"Eldivenlerini niye giydin ki, karşı binaya geçiyoruz alt tarafı?" Chanyeol muzipçe sorduğunda, Baekhyun ellerini gözlerinin önünde sallayarak, yünlü eldivenin şirin şeklini inceledi. Annesi giydirmişti, o hassas bir çocuktu. Eğer annesi bu kadar üzerine düşmüyor olsaydı, sürekli hasta olurdu.
"Çok güzeller." Hâlâ bakıyor olduğu ellerini saran eldivenleri sallayarak söyledi. "Bunu bana annem aldı." Gözlerini kısarak, dudaklarını atkıdan yukarı çıkarmış ve gülümsemişti.
Chanyeol de gülümsedi elbette, Baekhyun gülümsüyorken başka bir şey yapabilmek olanaksızdı. "Hadi gidelim."
"Hadi gidelim." Uzun oğlanı tekrar ederek, onunla birlikte bacaklarının dibinden yürümeye başladı. Elleri uzun olanın bacağına sürünürken fazla yakın duruyordu ama Chanyeol bilmiyordu ki, bu Baekhyun'da bir çeşit kendini koruma dürtüsüydü.
Bahsi geçmişti ya başta, Baekhyun hassastı. Her konuda. Özel bir çocuk olarak doğmuş olmak ardında böyle çekingenlikler ve sorunlar da getiriyordu elbette.
"Buyrun efendim." Chanyeol gülümseyerek kendi evinin bulunduğu binanın kapısını araladığında, Baekhyun kendisine sesleniş biçiminden hoşlanmış bir şekilde kıkırdamış ve binaya girmişti. Girdiği karanlık bina tıpkı kendi binası gibi tasarlanmış olsa da yabancı ve korkunç hissettirmişti ona. Üstelik girişteki ışık da yanmamıştı. İçeri girdiği gibi duraksayarak geri döndü ve Chanyeol'ün bacaklarının dibine gitti. -Binanın kapısını henüz kapatmış, daha binaya adımlamamış Chanyeol'ün.-
Chanyeol bir eli bacağında olan çocuğa sevgiyle bakarak sorunu anlamaya çalışmıştı. Ama Baekhyun'un genel çekingen hali, her şeyden bir sorun üretebilecek yapıdaydı ve ne olduğunu kavrayamayarak sordu. "Bir sorun mu var?"
Kafasını olumsuz anlamda sallayarak reddeden küçük, bir sorun olduğunu -karanlıktan çok korktuğunu- büyük olana yansıtmıştı ama kendi kabul etmek istemiyordu.
"Gel hadi." Kendine uzatılan ele bakındı Baekhyun, büyük olanın elini tutarsa eğer karanlıkta yürüyebilirdi. Eğer bir canavar ile karşılaşırsa canavar önce Chanyeol'ü görür ve onu yerdi. Çünkü o büyük olandı.

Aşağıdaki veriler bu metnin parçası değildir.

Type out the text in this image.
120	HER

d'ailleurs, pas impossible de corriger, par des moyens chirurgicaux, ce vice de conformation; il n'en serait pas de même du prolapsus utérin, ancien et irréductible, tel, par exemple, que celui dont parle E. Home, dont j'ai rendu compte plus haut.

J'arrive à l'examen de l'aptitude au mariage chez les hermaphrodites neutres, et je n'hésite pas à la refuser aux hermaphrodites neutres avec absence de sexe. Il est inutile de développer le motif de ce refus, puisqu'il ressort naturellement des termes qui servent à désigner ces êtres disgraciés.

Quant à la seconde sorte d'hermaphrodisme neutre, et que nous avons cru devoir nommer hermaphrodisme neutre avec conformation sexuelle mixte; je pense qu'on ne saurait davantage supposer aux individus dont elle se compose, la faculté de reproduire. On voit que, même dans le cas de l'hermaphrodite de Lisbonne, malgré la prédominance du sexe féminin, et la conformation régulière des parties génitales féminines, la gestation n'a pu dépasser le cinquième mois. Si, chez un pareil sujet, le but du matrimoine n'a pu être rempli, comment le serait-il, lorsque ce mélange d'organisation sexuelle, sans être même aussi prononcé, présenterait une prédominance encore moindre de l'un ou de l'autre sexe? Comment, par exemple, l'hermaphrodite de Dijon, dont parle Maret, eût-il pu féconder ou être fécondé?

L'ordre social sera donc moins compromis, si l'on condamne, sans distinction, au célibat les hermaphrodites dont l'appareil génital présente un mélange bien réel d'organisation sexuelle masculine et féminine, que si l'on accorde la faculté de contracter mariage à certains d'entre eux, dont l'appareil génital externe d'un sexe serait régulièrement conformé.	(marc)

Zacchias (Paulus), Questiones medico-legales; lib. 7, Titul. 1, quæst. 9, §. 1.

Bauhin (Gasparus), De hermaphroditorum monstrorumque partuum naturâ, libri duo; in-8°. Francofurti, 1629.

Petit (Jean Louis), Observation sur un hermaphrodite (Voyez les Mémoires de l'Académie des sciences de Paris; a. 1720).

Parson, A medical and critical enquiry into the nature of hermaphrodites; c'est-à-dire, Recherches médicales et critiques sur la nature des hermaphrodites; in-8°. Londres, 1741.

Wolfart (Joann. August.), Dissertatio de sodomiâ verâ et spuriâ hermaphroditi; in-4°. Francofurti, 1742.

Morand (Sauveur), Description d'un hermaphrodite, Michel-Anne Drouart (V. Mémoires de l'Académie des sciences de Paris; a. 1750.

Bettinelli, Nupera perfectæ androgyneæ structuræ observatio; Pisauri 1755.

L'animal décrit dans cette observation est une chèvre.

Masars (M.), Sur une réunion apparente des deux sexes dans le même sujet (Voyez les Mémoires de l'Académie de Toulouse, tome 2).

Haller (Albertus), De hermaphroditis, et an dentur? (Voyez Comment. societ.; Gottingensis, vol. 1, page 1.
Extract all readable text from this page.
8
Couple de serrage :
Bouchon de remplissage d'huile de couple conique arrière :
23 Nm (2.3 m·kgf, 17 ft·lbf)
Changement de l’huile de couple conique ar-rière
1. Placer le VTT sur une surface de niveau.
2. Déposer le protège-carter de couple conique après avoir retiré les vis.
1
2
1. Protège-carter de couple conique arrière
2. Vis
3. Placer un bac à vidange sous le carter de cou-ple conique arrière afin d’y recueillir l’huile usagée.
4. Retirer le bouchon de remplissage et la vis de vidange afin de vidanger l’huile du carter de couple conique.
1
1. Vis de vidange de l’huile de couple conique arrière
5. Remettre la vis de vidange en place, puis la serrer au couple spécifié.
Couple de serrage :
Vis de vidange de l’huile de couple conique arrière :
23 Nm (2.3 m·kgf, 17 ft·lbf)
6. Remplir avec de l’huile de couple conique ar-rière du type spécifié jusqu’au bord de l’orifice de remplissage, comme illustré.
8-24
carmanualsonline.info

Düşüncesiyle kıkırdamıştı Baekhyun. Canavar diye bir şey yoktu ki, o bunu biliyordu. Ama bunu bile bile korkuyordu. Hem canavar gerçek olsaydı bile noel baba onunla savaşırdı, neden korksun?

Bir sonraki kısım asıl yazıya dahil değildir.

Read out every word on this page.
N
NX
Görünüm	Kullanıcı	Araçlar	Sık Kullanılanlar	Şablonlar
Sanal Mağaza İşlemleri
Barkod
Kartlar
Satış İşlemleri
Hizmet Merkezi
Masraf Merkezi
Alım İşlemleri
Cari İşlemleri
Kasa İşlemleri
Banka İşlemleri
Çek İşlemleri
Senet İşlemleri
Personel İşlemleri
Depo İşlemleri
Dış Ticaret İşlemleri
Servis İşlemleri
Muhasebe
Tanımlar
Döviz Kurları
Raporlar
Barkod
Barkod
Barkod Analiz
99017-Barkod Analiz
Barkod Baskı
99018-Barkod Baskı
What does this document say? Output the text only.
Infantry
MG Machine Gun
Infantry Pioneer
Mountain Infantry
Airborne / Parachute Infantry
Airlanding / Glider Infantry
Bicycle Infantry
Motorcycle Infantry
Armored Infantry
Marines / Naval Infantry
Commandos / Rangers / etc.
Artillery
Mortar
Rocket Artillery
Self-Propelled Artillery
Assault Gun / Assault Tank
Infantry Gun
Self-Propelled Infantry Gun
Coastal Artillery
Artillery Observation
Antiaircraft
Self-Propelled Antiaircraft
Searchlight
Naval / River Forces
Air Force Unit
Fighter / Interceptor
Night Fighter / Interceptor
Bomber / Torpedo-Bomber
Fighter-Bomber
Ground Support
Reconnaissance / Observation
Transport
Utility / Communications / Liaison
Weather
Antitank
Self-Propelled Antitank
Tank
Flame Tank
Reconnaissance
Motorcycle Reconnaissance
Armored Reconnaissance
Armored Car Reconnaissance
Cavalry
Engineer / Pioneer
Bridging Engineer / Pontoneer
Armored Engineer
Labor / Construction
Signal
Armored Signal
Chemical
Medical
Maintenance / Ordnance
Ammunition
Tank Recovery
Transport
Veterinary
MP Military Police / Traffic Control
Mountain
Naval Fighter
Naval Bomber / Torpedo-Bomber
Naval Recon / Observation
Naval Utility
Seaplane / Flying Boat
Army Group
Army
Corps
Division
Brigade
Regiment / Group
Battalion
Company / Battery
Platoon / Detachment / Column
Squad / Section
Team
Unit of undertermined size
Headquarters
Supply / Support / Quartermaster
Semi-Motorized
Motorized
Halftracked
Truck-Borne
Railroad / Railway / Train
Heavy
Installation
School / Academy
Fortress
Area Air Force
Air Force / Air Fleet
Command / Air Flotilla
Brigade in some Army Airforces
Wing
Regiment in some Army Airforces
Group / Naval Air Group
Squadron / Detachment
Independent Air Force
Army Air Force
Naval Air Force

Chanyeol küçüğün yün eldivenle kaplı minik parmaklarını güven vermek istercesine tutarak merdivenleri çıkartmıştı. Sonunda evlerine geldiğinde duraksadı ve sırtını duvara yaslayarak kapıyı çaldı.
Annesinin kapıyı bir miktar geç açma alışkanlığı yüzünden, Chanyeol de sırtını duvara yaslayarak tavanı izleme alışkanlığı edinmişti.

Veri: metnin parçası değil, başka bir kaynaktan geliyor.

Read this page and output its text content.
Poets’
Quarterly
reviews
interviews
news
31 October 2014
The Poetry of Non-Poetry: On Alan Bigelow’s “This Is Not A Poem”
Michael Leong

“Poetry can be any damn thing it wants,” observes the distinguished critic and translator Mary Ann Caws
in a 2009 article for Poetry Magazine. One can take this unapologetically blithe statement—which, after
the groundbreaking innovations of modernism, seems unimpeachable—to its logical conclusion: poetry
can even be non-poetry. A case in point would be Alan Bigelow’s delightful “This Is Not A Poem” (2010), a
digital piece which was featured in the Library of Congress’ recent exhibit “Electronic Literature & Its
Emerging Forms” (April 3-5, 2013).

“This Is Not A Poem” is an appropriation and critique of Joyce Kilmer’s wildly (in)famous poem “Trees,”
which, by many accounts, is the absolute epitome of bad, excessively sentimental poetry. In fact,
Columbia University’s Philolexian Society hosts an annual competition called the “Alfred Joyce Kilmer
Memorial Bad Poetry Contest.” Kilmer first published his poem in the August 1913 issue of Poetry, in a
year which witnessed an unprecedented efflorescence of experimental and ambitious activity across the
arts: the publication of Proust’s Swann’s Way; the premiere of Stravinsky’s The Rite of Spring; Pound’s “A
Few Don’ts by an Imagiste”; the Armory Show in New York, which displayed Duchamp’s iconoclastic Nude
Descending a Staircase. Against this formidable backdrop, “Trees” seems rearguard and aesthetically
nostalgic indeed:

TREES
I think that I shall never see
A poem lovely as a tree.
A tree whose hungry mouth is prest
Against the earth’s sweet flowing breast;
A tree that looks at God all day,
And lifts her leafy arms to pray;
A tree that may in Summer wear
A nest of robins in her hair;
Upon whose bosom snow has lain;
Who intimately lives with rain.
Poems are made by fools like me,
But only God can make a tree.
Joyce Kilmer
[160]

Ama genelin aksine minicik bir fark vardı şimdi. Cidden minicik bir şeydi; açık kahverengi saçları, parıltılı kahverengi gözleri ve pembe minik dudakları ile süs bebekleri gibi duran minicik bir fark. O fark Chanyeol'ü izliyordu. Küçük dünyasında, uzun olanın hareketlerini inceliyor ve farkında olmadan kendine bir numaralı örneğini oluşturuyordu.
Chanyeol'ün ayaklarını yere ritmik biçimde vuruşunu incelerken, oluşan melodiyi de dinliyordu. Hoşuna gitmişti, kendi ayaklarına baktı Baekhyun, kırmızı botlarını kaldırarak yere vurdu. Tüm gücüyle yapmıştı ama bilirsiniz, küçük bedenlerin tüm gücü o kadar da ses çıkaramazdı.